2.3 In a food web with multiple T2 herbivores (e.g. grasshoppers, caterpillars, mice), frogs could switch to eating caterpillars or other insects when grasshoppers declined. This alternative pathway would buffer the loss, so frog, snake and hawk populations would decline less sharply or stabilise rather than experiencing the cascading decline seen here. The food web’s connectivity provides resilience absent from a single chain.

Q3 — Omnivory in a coastal wetland

3.1 When eating phytoplankton (T1), the crab is a primary consumer — T2. When eating water snails (T2), the crab is a secondary consumer — T3. When eating small carnivorous fish (T3), the crab is a tertiary consumer — T4. Award 1 mark per trophic level correctly identified with clear reasoning (what the prey level is, so crab is one level higher).

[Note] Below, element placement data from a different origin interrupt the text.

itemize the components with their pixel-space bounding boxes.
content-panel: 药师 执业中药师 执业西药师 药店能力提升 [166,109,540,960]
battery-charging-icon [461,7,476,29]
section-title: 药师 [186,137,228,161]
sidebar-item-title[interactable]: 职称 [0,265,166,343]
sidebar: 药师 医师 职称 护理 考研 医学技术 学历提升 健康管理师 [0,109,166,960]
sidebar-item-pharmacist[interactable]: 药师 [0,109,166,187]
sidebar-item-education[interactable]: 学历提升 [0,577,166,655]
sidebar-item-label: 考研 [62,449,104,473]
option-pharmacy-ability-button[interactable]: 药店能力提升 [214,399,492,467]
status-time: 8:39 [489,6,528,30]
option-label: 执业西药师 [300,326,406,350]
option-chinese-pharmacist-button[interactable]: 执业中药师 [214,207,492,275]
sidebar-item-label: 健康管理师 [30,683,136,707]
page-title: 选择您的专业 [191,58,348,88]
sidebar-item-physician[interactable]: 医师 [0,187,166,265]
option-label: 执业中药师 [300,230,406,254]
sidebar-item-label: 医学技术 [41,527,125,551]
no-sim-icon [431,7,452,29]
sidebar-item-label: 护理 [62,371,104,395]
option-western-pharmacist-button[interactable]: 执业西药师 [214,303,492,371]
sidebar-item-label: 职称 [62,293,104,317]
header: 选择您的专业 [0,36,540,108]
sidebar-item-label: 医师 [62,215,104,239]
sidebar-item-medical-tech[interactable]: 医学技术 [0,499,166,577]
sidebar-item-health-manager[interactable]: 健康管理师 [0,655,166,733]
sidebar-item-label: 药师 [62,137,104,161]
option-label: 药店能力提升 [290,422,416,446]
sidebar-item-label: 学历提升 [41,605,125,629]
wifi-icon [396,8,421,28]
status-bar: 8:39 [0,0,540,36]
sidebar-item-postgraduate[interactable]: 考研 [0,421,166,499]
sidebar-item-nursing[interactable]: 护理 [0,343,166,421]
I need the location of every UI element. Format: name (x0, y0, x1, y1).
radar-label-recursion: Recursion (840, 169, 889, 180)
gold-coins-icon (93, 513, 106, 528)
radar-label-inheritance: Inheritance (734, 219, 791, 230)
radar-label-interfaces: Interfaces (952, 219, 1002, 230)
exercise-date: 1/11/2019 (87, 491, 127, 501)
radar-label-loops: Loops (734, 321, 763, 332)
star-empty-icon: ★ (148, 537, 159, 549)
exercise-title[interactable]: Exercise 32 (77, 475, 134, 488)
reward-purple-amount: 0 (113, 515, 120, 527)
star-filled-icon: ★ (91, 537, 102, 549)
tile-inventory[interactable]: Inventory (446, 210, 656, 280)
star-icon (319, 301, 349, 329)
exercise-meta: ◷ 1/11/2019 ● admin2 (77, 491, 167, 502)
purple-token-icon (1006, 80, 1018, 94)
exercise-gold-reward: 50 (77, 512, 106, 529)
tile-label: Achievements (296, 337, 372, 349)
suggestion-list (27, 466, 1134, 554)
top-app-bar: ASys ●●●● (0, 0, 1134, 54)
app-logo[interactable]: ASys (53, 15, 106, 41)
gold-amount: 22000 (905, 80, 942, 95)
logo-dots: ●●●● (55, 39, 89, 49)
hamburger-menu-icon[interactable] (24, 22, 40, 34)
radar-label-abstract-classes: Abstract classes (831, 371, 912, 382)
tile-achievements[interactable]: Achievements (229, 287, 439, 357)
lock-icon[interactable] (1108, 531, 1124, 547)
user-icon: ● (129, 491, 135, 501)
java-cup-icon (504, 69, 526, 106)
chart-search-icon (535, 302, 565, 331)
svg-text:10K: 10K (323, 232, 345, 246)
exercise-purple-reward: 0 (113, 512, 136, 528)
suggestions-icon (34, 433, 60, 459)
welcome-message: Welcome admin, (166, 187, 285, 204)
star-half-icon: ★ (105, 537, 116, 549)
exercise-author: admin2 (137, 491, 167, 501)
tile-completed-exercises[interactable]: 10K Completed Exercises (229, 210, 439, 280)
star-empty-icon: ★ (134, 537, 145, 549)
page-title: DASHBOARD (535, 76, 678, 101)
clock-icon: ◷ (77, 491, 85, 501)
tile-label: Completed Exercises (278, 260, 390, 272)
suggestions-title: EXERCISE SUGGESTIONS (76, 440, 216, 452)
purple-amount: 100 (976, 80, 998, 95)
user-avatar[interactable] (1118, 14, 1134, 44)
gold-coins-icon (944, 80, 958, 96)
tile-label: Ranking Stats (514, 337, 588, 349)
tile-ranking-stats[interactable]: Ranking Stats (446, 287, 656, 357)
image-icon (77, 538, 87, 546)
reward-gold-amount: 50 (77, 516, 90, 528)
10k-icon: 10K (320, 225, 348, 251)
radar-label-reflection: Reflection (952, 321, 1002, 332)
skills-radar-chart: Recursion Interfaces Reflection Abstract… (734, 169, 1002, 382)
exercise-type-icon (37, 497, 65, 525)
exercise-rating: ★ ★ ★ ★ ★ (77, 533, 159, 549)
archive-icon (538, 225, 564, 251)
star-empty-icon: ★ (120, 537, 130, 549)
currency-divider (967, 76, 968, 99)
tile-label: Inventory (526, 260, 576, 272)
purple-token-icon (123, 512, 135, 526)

3.2 If any one prey species declines (e.g. phytoplankton reduced by a bloom die-off), the crab can maintain its energy intake by switching to water snails or small fish. This prevents the crab population from crashing, which in turn prevents any predator of the crab from losing food. The crab acts as an alternative pathway, increasing food web resilience.

3.3 No. A single food chain can only show the crab at one trophic level, missing the multi-level feeding that defines omnivory. To accurately represent its role, a food web with three separate arrows (one per prey type) is required.